Bobby Noble

Personal information
- Full name: Robert Noble
- Date of birth: 25 May 1949
- Place of birth: Gosforth, England
- Date of death: 15 May 2005
- Height: 5 ft 11 in (1.80 m)
- Position: Central defender

Youth career
- Newcastle United

Senior career*
- Years: Team / Apps / (Gls)
- 1967–1970: Newcastle United / 0 / (0)
- 1969–1970: → Barrow (loan) / 19 / (3)
- 1970: Bury / 6 / (0)
- 1970–1972: Barrow / 73 / (5)
- 1972–1973: Colchester United / 27 / (0)
- 1973–1975: Southport / 63 / (6)
- 1975–1977: Darlington / 53 / (3)
- 1977–1978: Western Suburbs / 32 / (2)
- Inter Monaro

= Bobby Noble (footballer, born 1949) =

English footballer

Robert Noble (25 May 1949 – 15 May 2005) was an English professional footballer.

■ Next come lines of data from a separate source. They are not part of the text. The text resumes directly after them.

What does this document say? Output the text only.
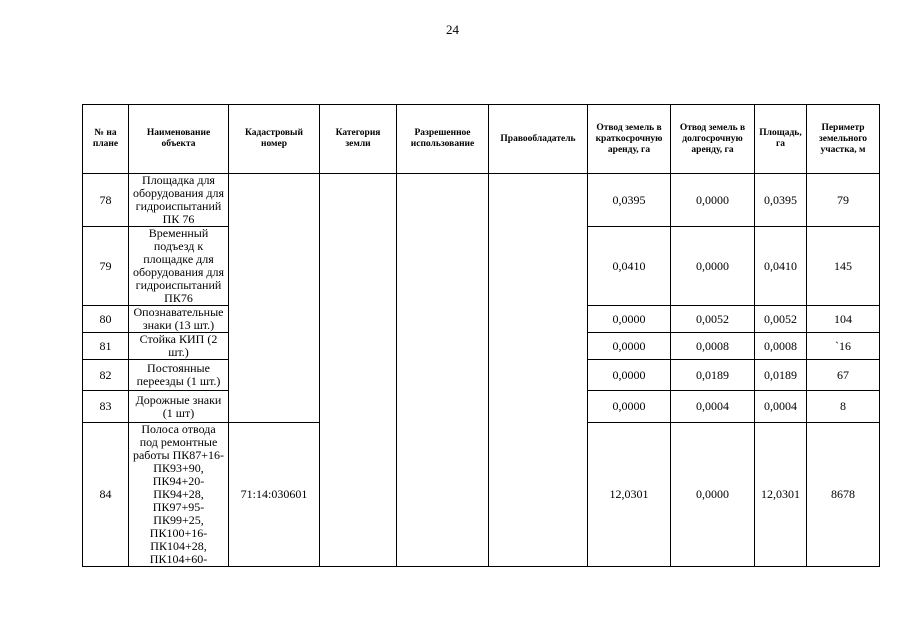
24
№ на плане	Наименование объекта	Кадастровый номер	Категория земли	Разрешенное использование	Правообладатель	Отвод земель в краткосрочную аренду, га	Отвод земель в долгосрочную аренду, га	Площадь, га	Периметр земельного участка, м
78	Площадка для оборудования для гидроиспытаний ПК 76					0,0395	0,0000	0,0395	79
79	Временный подъезд к площадке для оборудования для гидроиспытаний ПК76					0,0410	0,0000	0,0410	145
80	Опознавательные знаки (13 шт.)					0,0000	0,0052	0,0052	104
81	Стойка КИП (2 шт.)					0,0000	0,0008	0,0008	`16
82	Постоянные переезды (1 шт.)					0,0000	0,0189	0,0189	67
83	Дорожные знаки (1 шт)					0,0000	0,0004	0,0004	8
84	Полоса отвода под ремонтные работы ПК87+16-ПК93+90, ПК94+20-ПК94+28, ПК97+95-ПК99+25, ПК100+16-ПК104+28, ПК104+60-	71:14:030601				12,0301	0,0000	12,0301	8678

He started his career as a central defender for Newcastle United (although he made no senior appearances), going on loan to Barrow before moving on to Bury, then returned to Barrow on a permanent deal. This was followed by moves to Colchester United, Southport and Darlington. Noble then moved to Australia, playing for Western Suburbs in New South Wales and Inter Monaro.